The Italian coil derivative market is suffering from weak consumption and relatively high upstream prices, in line with the weak sales performance seen in the fourth quarter last year, Kallanish hears.

Service centre clients continue to report weak demand for their products, particularly in the white goods, automotive and earth-moving machinery sectors. In the white goods industry, some clients are said to be postponing the delivery of already purchased material.

Despite the reduced consumption, sheet values have increased by around €150/tonne ($161) compared to the lowest levels seen at the end of 2023, sources say. However, there is no clear indicative price as sales are occurring only for extremely low tonnages and infrequently throughout January and February so far. Hot rolled sheet is at between €820-830/t ex-works, with some €20-30/t more charged for pickled material.
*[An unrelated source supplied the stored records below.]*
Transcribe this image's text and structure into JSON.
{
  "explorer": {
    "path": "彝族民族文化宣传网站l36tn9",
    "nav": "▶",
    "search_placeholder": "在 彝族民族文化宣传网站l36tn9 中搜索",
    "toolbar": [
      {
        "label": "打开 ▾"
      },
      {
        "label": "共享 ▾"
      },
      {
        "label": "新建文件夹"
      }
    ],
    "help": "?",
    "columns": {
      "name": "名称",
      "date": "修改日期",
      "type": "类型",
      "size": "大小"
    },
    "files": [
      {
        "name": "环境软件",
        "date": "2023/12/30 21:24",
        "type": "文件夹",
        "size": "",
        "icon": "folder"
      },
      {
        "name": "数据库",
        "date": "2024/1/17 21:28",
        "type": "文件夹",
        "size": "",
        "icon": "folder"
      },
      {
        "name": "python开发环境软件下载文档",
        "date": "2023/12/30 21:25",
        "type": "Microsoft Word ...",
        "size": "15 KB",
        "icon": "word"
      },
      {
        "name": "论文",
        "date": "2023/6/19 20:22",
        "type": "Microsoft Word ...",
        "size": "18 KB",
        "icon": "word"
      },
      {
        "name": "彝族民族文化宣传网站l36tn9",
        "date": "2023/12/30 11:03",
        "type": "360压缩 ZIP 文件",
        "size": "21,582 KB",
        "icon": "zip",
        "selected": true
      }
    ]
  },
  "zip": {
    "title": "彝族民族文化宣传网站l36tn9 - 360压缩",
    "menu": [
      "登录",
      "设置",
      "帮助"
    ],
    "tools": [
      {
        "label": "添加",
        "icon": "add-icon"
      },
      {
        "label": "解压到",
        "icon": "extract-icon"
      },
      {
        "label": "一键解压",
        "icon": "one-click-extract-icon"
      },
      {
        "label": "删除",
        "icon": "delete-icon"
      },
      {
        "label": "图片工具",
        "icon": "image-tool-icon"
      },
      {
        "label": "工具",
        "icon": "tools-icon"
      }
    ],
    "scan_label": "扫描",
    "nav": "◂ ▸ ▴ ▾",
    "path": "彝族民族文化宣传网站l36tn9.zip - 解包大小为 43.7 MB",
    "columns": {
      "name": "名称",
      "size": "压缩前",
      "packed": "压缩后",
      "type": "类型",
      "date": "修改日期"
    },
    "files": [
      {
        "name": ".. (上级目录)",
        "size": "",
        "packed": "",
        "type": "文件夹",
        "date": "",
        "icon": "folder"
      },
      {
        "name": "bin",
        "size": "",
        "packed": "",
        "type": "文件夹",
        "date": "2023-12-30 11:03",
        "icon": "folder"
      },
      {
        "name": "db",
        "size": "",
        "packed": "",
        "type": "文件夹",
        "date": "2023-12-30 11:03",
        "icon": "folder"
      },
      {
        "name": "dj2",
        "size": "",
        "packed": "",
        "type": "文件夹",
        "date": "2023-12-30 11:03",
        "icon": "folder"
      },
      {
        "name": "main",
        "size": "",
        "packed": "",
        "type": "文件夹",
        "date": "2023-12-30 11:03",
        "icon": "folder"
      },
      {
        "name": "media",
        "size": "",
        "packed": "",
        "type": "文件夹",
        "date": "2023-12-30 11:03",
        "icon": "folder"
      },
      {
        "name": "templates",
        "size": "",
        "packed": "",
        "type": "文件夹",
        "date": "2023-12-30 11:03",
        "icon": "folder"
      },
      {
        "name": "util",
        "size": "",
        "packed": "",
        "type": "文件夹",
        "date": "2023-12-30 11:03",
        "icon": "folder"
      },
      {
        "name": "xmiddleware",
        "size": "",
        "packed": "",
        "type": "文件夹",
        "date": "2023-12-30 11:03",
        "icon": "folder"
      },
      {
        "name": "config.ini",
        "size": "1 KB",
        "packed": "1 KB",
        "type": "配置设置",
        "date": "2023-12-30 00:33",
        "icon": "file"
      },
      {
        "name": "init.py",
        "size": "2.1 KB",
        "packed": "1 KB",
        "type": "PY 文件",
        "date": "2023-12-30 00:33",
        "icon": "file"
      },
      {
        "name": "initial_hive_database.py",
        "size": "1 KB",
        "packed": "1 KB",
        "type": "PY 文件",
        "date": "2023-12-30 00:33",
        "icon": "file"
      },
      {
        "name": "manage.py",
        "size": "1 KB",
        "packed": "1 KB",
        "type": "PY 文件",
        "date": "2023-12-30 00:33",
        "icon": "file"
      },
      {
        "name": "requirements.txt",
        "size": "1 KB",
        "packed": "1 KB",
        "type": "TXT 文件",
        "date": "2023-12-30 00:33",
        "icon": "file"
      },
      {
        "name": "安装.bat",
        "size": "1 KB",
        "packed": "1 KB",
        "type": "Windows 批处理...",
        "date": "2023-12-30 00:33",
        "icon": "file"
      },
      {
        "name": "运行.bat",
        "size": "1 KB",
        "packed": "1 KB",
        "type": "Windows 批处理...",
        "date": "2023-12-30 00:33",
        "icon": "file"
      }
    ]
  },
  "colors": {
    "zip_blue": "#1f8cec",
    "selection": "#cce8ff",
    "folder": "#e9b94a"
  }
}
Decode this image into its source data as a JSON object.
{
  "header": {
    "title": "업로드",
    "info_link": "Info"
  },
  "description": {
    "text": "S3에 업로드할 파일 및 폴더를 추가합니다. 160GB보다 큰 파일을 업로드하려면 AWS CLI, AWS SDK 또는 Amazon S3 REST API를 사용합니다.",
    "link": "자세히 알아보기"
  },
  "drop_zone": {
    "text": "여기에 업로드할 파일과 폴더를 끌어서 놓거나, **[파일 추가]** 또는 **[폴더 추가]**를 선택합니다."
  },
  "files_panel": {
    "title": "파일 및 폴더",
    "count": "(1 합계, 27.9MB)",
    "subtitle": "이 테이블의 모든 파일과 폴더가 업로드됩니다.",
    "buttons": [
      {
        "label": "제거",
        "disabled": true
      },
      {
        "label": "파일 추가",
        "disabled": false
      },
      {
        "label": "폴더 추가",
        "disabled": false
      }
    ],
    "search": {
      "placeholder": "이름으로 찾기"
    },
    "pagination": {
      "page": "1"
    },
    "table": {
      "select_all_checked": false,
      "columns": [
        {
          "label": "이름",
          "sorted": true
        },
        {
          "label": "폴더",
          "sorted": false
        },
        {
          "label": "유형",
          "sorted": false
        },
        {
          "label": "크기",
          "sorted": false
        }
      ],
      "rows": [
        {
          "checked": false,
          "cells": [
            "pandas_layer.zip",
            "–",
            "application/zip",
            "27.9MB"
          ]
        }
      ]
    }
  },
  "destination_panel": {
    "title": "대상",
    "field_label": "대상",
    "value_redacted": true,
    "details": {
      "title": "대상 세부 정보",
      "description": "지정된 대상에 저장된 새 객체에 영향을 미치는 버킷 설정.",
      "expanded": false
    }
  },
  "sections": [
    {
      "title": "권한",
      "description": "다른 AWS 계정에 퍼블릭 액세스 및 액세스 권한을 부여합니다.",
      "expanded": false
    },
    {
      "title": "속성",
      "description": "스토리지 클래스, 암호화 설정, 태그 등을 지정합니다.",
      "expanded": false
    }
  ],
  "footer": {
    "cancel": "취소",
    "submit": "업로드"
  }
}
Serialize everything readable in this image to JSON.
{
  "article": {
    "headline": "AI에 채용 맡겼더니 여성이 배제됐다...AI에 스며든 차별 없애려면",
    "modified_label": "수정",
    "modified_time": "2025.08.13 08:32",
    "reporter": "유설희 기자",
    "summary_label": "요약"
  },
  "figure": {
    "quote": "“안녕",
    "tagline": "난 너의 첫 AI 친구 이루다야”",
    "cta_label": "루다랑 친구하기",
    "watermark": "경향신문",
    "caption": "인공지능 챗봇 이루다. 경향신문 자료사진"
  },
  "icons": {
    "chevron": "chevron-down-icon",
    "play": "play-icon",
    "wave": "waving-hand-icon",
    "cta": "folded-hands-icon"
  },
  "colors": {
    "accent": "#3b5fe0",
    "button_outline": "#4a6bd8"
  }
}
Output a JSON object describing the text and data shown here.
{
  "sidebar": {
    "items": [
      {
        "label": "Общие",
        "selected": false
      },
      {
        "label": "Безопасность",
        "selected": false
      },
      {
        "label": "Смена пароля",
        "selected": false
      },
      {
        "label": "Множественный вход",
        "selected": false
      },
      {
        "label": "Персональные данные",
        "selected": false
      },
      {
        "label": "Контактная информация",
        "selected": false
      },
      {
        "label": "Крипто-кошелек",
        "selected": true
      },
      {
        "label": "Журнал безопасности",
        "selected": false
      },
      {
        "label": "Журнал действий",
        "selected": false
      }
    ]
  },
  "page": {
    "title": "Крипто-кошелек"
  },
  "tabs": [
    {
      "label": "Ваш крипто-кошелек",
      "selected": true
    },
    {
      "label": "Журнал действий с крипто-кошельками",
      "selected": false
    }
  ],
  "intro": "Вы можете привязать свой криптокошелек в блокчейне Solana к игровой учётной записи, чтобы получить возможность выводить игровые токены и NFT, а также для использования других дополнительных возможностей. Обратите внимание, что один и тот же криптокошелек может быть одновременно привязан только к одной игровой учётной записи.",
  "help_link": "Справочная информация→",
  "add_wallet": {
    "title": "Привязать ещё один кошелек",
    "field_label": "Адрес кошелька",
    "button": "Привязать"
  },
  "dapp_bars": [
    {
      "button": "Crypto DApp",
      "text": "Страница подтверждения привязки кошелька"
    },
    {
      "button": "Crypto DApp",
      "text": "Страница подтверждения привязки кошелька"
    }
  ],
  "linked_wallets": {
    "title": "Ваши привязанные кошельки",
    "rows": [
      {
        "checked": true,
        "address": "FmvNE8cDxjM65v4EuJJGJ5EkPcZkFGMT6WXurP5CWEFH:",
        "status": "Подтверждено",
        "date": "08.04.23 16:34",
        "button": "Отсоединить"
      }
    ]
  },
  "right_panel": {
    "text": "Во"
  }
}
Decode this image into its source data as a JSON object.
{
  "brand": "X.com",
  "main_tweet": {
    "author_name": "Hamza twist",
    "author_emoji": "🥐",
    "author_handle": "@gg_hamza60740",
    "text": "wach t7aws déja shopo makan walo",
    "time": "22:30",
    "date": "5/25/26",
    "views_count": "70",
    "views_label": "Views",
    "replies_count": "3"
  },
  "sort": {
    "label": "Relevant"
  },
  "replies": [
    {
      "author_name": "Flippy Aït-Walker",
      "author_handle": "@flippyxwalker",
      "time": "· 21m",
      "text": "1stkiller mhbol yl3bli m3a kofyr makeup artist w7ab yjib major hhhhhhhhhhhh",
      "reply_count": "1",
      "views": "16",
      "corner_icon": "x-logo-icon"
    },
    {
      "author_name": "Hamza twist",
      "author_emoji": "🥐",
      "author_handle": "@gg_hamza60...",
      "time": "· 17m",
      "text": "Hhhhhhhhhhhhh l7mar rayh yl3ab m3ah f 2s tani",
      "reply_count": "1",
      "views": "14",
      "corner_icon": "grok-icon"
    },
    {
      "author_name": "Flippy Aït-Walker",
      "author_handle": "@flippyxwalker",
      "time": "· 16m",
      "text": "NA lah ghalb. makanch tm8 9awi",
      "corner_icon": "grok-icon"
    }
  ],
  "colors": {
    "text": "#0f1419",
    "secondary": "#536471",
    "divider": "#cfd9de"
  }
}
As sales are scant and for small volumes, customers have not accepted to buy volumes at the recently increased prices. Today’s transactions are insufficient for service centres to cover processing costs or the purchasing price of hot rolled coil in recent weeks.

European HRC producers have been mulling another slight increase for April delivery but, given the slow consumption, the further hike has not yet been announced. The outlook for coil derivatives consumption remains negative with squeezed margins. Domestic HRC is now at an average of €770/t base delivered, sources suggest. This however is for very small volumes.